La commémoration de Christophe Colomb, célébrée chaque deuxième lundi d’octobre aux États-Unis, est devenue un champ de bataille culturel. L’ancien président Donald Trump a réaffirmé son soutien à la figure du navigateur génois, ravivant un débat brûlant sur la mémoire historique, la justice sociale et l’identité nationale.

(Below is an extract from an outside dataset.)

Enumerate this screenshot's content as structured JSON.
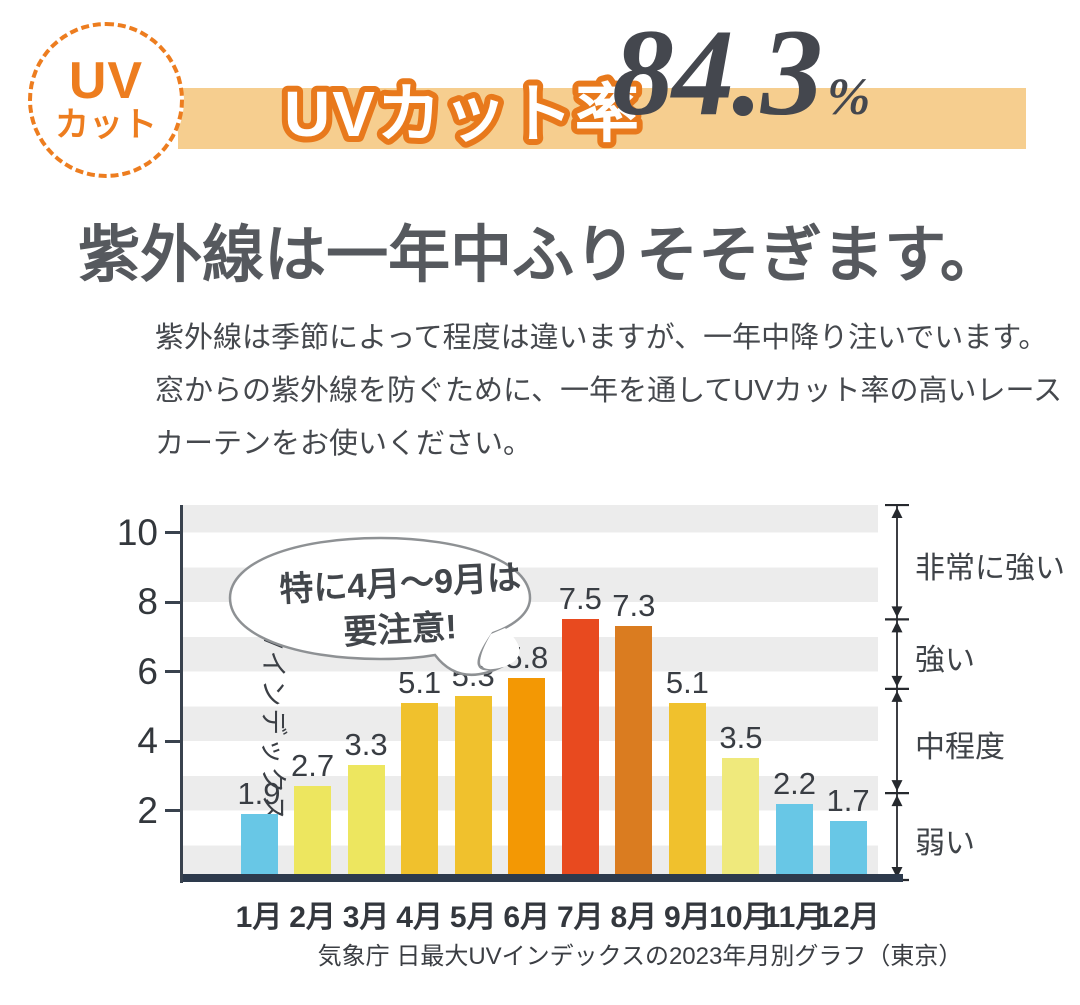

En signant une proclamation le 9 octobre, quelques jours avant la fête, Trump a qualifié Colomb de « héros originel de l’Amérique » et dénoncé les tentatives de ses détracteurs de « détruire » son héritage. « Nous l’appelons Jour de Christophe Colomb », a-t-il déclaré, accusant ses opposants de vouloir effacer le passé. Il a également rendu hommage à la communauté italo-américaine, affirmant : « Nous sommes de retour, Italiens. Nous aimons les Italiens. »

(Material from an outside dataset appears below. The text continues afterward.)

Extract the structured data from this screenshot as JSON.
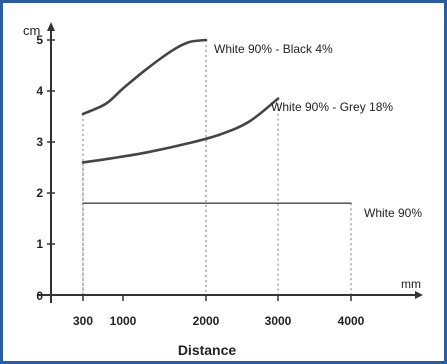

Cette prise de position s’inscrit dans une stratégie plus large de l’administration Trump visant à « restaurer la vérité » sur l’histoire américaine et à contrer ce qu’elle considère comme des politiques « woke » dans les institutions éducatives et culturelles. L’ancien président a même ordonné une révision du contenu des musées Smithsonian afin d’« éliminer les récits qui divisent » et de « célébrer l’exceptionnalisme américain », selon un décret publié en mars intitulé « Restaurer la vérité et le bon sens dans l’histoire américaine ». Cette initiative a suscité l’inquiétude de nombreux historiens, craignant une interprétation biaisée du passé.
Depuis 2021, les États-Unis sont confrontés à une dualité symbolique. Le président Joe Biden a été le premier à reconnaître officiellement la Journée des peuples autochtones en même temps que le Jour de Christophe Colomb. Dans sa proclamation, il a appelé à « affronter honnêtement les épisodes honteux de notre passé » et à se souvenir « du mal et des atrocités que de nombreux explorateurs européens ont infligés aux communautés tribales ».
Pour de nombreuses communautés autochtones, militants et universitaires, célébrer Colomb revient à glorifier des siècles de génocide, d’esclavage et de dépossession. De plus en plus d’États et de villes ont donc choisi de remplacer ou de compléter cette fête par des hommages aux nations autochtones, à leurs cultures et à leur résistance. Certains, cependant, estiment que supprimer Colomb de l’histoire reviendrait à nier son rôle dans la formation de l’Amérique.
Le débat sur Christophe Colomb est donc le reflet d’une question plus profonde : comment un pays se confronte-t-il à son histoire, avec ses aspects positifs et négatifs, et quelles valeurs décide-t-il de transmettre aux générations futures ? Certains plaident pour un récit complet, incluant à la fois les exploits et les atrocités, tandis que d’autres cherchent à préserver les symboles traditionnels en tant qu’éléments de la fierté nationale.
Selon certains experts, il serait possible de maintenir la date du Jour de Christophe Colomb comme une opportunité éducative, permettant de reconnaître à la fois l’impact historique de l’arrivée des Européens et les voix indigènes qui ont été réduites au silence pendant des siècles. Le défi pour les communautés latino-américaines et italo-américaines réside dans la recherche d’un équilibre entre la fierté culturelle et la vérité historique, tandis que pour les peuples autochtones, il s’agit de faire entendre et respecter leurs histoires. Pour l’ensemble du pays, il s’agit d’accepter qu’affronter honnêtement le passé ne fait pas faiblir l’identité nationale, mais la renforce.